Fernando doesn’t believe his family’s business is alone in such a sentiment. It’s one he believes is shared by many family businesses.
“The world is struggling,” he says. “It’s clear we have a dysfunctional system.
“Unfortunately, big business externalises a lot of the priorities, whether it’s to do with people or the environment. In family business, there are no faceless shareholders. I believe that family business is the only sustainable form of business because it’s business with heart.
“I’m not trying to be patronising. I fully empathise with people who work in multinational companies, because they don’t have a choice. If you’re a CEO of a multinational company and you don’t deliver quarterly results, you’re out. I don’t blame them. But that’s why family business is important.”
Family businesses also have a crucial role to play in reducing global poverty, Dilhan says.
He describes how Brazil produces most of the world’s coffee, and the Ivory Coast most of the world’s cocoa beans.
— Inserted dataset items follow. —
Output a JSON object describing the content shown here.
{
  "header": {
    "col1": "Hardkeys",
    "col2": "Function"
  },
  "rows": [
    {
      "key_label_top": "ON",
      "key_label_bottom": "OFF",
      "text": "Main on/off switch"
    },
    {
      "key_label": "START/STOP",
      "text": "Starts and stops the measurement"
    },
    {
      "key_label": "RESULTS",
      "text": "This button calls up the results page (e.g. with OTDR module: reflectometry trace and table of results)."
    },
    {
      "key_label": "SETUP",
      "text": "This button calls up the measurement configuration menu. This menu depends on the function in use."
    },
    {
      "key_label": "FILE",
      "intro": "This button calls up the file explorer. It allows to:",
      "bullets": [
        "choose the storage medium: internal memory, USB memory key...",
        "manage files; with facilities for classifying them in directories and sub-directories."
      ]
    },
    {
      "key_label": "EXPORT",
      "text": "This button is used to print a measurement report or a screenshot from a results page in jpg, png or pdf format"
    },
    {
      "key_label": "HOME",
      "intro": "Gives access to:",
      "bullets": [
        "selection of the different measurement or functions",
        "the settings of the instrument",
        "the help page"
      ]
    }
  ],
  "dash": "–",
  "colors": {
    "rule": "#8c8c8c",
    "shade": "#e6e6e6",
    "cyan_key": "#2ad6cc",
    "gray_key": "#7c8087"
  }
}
Neither of those countries have significant companies profiting from this – the profits are made, instead, overseas.
That was what his father was trying to stop when he founded Dilmah, Fernando says. “He knew there was no future for bulk tea.
“Today, there are systems that try to fix the current system. Programs that talk about Fair Trade, or ethics. But ultimately, it’s the responsibility of the brand owner to treat their workers and the environment well. And when you have a commodity made in one country with the value-add taking place somewhere else, everything is externalised, whether it’s the environment or the workers.”
That’s why the second generation never hesitated in giving their careers to the company. And why they’re confident the third will be just as keen.